Through the integration of Azure IoT Hub, Fabric Eventstream, Lakehouse, Eventhouse, and KQL Database capabilities, the client can establish an end-to-end real-time analytics architecture capable of supporting both operational monitoring and long-term analytical workloads.
This architecture demonstrates how Microsoft Fabric enables organisations to build scalable real-time IoT analytics platforms that combine streaming analytics, operational monitoring, and enterprise reporting within a unified SaaS environment.
Frequently Asked Questions
What is Microsoft Fabric Eventstream?
Microsoft Fabric Eventstream is a real-time data ingestion and routing capability used to process streaming data from sources such as Azure IoT Hub.
What is the difference between Eventhouse and Lakehouse in Microsoft Fabric?
Eventhouse is optimised for real-time streaming analytics and low-latency querying, while Lakehouse is designed for historical analytics and large-scale BI workloads.
Can Microsoft Fabric support real-time IoT analytics?
Yes.
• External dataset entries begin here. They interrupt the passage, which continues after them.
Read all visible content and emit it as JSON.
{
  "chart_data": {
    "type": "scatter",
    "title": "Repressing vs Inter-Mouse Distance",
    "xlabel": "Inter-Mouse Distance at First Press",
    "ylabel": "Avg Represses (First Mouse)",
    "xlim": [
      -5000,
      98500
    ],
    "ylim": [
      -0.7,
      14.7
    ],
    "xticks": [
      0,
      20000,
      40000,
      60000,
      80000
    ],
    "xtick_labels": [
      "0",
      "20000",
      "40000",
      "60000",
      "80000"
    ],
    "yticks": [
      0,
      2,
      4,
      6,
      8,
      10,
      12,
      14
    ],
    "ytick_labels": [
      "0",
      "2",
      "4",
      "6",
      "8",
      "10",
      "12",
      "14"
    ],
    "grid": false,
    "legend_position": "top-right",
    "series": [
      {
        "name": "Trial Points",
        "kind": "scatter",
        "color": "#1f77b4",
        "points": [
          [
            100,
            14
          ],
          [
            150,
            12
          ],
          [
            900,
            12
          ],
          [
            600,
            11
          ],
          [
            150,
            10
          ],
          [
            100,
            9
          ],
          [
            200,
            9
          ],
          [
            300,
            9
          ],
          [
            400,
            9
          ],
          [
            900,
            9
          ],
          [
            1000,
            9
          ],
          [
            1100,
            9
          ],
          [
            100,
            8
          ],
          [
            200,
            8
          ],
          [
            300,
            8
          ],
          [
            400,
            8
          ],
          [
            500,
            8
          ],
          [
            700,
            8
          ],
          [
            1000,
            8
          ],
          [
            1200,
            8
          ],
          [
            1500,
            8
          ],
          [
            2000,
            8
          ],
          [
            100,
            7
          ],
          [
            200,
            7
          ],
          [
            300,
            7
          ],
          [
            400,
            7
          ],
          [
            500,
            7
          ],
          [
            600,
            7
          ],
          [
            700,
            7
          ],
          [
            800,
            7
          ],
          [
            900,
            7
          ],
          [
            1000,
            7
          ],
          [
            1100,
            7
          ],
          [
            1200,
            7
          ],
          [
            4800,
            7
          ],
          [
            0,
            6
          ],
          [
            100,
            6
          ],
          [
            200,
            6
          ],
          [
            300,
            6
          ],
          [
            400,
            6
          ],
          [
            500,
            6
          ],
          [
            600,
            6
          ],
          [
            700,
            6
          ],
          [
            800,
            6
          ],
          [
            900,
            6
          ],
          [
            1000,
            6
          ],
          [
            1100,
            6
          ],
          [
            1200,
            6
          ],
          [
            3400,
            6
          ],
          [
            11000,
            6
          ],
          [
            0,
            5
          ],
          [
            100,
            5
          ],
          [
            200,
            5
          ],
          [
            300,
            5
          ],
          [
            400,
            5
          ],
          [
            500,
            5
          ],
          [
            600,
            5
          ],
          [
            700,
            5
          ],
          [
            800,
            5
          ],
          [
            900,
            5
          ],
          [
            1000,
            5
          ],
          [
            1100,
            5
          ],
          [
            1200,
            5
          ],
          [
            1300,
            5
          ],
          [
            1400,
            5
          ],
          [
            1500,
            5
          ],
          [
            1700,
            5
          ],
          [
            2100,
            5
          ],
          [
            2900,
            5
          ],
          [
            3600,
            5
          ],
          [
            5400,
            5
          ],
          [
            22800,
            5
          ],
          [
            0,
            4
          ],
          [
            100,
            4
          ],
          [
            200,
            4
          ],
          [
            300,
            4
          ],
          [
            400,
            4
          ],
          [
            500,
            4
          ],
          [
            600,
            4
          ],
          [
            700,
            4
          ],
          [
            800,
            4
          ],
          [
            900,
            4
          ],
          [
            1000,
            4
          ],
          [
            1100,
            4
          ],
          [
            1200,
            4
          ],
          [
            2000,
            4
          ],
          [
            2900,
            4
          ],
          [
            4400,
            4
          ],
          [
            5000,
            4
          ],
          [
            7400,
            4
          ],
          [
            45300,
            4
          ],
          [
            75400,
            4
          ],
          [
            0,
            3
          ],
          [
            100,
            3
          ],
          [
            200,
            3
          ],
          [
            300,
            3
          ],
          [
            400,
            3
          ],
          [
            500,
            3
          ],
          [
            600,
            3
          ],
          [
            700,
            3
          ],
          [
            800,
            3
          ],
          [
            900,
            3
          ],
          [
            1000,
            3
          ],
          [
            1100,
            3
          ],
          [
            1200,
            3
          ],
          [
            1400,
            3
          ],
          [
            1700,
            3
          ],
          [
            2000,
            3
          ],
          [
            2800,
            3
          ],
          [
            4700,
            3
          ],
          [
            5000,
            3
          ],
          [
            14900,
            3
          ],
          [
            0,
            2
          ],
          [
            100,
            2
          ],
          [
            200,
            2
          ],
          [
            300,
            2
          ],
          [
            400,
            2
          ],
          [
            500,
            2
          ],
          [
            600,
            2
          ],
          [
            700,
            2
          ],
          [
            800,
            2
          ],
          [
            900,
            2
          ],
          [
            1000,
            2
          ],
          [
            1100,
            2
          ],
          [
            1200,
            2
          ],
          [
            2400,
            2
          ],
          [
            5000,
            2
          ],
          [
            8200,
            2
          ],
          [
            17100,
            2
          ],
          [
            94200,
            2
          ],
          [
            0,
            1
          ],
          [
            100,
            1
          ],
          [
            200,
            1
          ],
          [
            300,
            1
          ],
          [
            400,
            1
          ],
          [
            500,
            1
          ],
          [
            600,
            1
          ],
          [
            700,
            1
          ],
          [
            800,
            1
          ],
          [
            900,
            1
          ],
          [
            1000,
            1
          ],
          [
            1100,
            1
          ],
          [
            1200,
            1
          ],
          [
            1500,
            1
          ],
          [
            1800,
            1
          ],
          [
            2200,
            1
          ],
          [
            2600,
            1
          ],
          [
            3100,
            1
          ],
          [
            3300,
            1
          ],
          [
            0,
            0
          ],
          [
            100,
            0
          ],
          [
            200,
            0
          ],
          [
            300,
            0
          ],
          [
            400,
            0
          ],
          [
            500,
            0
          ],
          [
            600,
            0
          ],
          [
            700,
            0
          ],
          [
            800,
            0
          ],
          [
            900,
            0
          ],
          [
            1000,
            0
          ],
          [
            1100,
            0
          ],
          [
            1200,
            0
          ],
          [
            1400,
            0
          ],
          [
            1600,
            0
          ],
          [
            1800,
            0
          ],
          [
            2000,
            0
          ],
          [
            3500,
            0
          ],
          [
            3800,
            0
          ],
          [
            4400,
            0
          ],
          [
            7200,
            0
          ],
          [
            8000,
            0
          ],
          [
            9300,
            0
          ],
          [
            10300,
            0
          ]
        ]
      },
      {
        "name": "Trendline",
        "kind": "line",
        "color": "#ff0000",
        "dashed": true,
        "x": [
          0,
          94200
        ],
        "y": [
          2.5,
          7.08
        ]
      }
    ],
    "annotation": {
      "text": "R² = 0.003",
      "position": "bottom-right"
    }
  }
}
Microsoft Fabric supports real-time IoT analytics through Azure IoT Hub integration, Eventstream, Eventhouse, KQL Database, and Power BI dashboards.
Why use Microsoft Fabric for IoT reporting?
Microsoft Fabric provides an integrated SaaS platform that combines real-time analytics, data engineering, streaming ingestion, and Power BI reporting within a single environment.